Chris Skinner, a banking technology strategist at Balatro, noted that many UK banks are still operating on legacy systems, but are under intense pressure to provide modern services such as online and mobile banking. The problem here isn't a lack of investment — banks spend more on IT than almost any other industry — but the threat of failure while migrating to new systems.

"[Banks] are stuck in a Catch-22," Skinner said. "They've got systems that are very old, but they haven't replaced them — they are highly concerned about the risk and exposure to failure. The longer legacy systems exist, the more likely they are to cause problems, by not being able to keep pace with things like mobile payments."

He noted that the pressure to update systems is coming from the retailers and the banks' customers, who want 24-hour mobile and online payment services. Retailers are particularly interested in payments via smartphone apps, which leads to increased demand for payments processing.

This shift needs to take place in a banking industry that still has not adjusted to a change its payment-clearing system introduced in 2008, when VocaLink brought in real-time rather than three-day clearing of payments, Skinner said. In addition, regulatory change in payments processing from Brussels has also put pressure on banks to alter their payments systems.

Despite this, some institutions will hang onto their legacy systems as long as they can, because they work and they aren't causing problems.

"There are bank systems out there that are still operating at the back-end in pounds, shillings and pence — old currency," Skinner said.

Delaying migration

When banks bite the bullet and make changes, they normally have disaster recovery plans in place to prevent customers from noticing, he noted. These don't always go according to plan, however.

For example, Santander migrated its systems across to a new platform, but scored low on customer satisfaction during the process, Skinner said. For three months in 2007, Abbey customers weren't being issued with debit cards. Santander denied that its computer systems were at fault.
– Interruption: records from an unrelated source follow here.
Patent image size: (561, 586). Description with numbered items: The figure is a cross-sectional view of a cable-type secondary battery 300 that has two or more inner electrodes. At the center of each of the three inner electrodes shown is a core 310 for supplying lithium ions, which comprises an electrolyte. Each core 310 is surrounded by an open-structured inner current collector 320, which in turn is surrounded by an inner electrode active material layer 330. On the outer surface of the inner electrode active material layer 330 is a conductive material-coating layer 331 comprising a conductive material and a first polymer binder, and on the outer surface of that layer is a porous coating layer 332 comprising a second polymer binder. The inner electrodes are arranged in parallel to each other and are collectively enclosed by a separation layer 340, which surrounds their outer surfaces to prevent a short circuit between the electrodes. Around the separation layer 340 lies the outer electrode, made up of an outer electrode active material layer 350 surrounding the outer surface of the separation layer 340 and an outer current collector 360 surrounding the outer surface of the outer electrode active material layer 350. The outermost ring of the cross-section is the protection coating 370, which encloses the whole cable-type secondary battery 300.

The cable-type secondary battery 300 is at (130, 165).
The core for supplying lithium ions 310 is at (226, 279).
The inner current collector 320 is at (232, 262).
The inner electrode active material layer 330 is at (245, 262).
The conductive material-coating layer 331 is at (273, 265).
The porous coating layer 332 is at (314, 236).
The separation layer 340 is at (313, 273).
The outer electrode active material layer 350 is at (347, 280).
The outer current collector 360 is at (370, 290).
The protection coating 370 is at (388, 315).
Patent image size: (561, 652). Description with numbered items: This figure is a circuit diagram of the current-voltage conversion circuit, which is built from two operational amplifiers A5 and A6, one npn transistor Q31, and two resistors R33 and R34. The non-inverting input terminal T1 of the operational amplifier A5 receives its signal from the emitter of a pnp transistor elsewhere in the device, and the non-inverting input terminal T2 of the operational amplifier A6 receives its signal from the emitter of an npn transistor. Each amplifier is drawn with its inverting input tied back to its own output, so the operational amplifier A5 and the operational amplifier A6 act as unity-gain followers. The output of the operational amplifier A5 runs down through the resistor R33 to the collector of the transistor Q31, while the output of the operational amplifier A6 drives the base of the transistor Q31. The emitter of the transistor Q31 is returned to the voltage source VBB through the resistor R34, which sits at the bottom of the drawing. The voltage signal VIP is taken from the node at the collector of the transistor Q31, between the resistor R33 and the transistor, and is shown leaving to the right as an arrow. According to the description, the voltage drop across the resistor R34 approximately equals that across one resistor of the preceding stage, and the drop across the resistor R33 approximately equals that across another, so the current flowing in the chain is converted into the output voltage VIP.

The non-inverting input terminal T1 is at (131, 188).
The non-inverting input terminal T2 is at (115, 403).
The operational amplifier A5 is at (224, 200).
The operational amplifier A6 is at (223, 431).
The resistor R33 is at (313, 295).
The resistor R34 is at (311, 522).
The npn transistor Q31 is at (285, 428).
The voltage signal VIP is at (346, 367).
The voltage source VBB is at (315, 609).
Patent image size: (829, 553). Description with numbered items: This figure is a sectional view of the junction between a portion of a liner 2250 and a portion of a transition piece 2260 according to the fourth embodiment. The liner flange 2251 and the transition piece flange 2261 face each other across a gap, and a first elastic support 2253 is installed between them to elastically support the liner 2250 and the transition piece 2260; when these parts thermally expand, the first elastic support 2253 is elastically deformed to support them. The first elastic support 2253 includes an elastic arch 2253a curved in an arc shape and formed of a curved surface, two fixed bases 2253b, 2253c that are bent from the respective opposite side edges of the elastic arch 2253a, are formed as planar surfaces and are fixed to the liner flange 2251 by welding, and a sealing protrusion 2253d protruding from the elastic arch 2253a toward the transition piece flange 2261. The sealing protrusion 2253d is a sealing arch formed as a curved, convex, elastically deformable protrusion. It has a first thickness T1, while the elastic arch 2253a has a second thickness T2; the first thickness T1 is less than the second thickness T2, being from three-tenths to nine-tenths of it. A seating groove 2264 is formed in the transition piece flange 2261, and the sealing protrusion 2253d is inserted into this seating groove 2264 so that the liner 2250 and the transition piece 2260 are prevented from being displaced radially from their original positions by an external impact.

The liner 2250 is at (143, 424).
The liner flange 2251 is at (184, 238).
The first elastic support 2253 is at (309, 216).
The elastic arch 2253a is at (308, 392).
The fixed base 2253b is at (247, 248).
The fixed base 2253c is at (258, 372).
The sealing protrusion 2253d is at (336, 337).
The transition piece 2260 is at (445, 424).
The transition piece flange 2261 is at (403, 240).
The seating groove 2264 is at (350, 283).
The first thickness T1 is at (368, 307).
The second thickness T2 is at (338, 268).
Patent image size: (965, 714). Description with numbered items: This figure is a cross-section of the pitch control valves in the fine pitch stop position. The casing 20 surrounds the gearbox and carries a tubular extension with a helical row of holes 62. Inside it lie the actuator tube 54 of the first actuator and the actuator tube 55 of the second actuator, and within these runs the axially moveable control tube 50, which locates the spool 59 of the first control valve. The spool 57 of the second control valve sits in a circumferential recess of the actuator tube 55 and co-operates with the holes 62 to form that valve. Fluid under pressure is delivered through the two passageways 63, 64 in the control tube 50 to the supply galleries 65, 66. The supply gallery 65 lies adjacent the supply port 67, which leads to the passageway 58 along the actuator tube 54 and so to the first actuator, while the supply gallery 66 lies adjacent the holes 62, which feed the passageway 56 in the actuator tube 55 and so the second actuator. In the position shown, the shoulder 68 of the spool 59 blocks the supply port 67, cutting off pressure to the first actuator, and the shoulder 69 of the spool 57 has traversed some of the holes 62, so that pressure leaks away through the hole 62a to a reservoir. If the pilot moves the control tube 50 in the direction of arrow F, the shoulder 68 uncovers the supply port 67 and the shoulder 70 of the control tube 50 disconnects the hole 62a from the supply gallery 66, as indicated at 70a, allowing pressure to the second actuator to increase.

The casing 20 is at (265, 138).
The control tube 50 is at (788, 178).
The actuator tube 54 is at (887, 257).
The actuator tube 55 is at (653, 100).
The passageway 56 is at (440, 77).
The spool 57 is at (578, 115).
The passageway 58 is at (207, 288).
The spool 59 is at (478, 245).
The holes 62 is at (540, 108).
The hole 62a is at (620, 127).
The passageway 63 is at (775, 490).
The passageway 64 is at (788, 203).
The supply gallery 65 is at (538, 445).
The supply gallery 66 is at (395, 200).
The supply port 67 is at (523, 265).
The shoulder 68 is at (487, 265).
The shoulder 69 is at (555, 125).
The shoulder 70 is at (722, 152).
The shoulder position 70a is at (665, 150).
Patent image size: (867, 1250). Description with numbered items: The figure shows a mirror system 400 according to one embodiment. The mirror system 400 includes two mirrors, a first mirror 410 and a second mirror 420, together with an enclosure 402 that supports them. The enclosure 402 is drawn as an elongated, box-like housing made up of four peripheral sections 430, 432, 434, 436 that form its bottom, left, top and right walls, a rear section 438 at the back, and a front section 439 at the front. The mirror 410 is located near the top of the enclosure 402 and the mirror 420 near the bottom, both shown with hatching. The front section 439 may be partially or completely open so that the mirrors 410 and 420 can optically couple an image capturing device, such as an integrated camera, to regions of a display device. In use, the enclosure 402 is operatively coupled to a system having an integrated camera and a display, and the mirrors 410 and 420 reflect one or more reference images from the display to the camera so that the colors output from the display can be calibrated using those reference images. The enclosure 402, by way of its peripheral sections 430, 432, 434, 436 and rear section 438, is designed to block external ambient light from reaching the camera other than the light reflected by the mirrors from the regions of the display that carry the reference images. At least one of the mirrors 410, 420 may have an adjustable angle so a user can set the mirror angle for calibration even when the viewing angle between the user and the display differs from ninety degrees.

The longer legacy systems exist, the more likely they are to cause problems, by not being able to keep pace with things like mobile payments.
– Chris Skinner, Balatro

The bank takeovers of the past several years have also put a crimp in the move to new technology. When Lloyds and HBOS merged, for example, the two institutions moved to using Lloyds's legacy systems, and the same happened in the RBS-NatWest merger, according to Skinner. This path offers the least risk, but does not set banks up for the future.

"Right now, Lloyds is looking at future migration. But it's not going to happen, because the systems are working. They are robust and resilient," he said.

This lack of movement means British banks are falling behind their international counterparts. For instance, Germany's Deutsche Bank, Bank of America and France's BNP Paribas have all moved their core payments systems to new, global platforms in the last decade — giving them a competitive advantage, Skinner said.

Overall, British banks need to find a way to keep their IT systems' lights on, while balancing legacy, economic and regulatory pressures. They need to grasp the nettle — give their IT departments more resources and manage changing processes effectively — or face RBS-style disruption.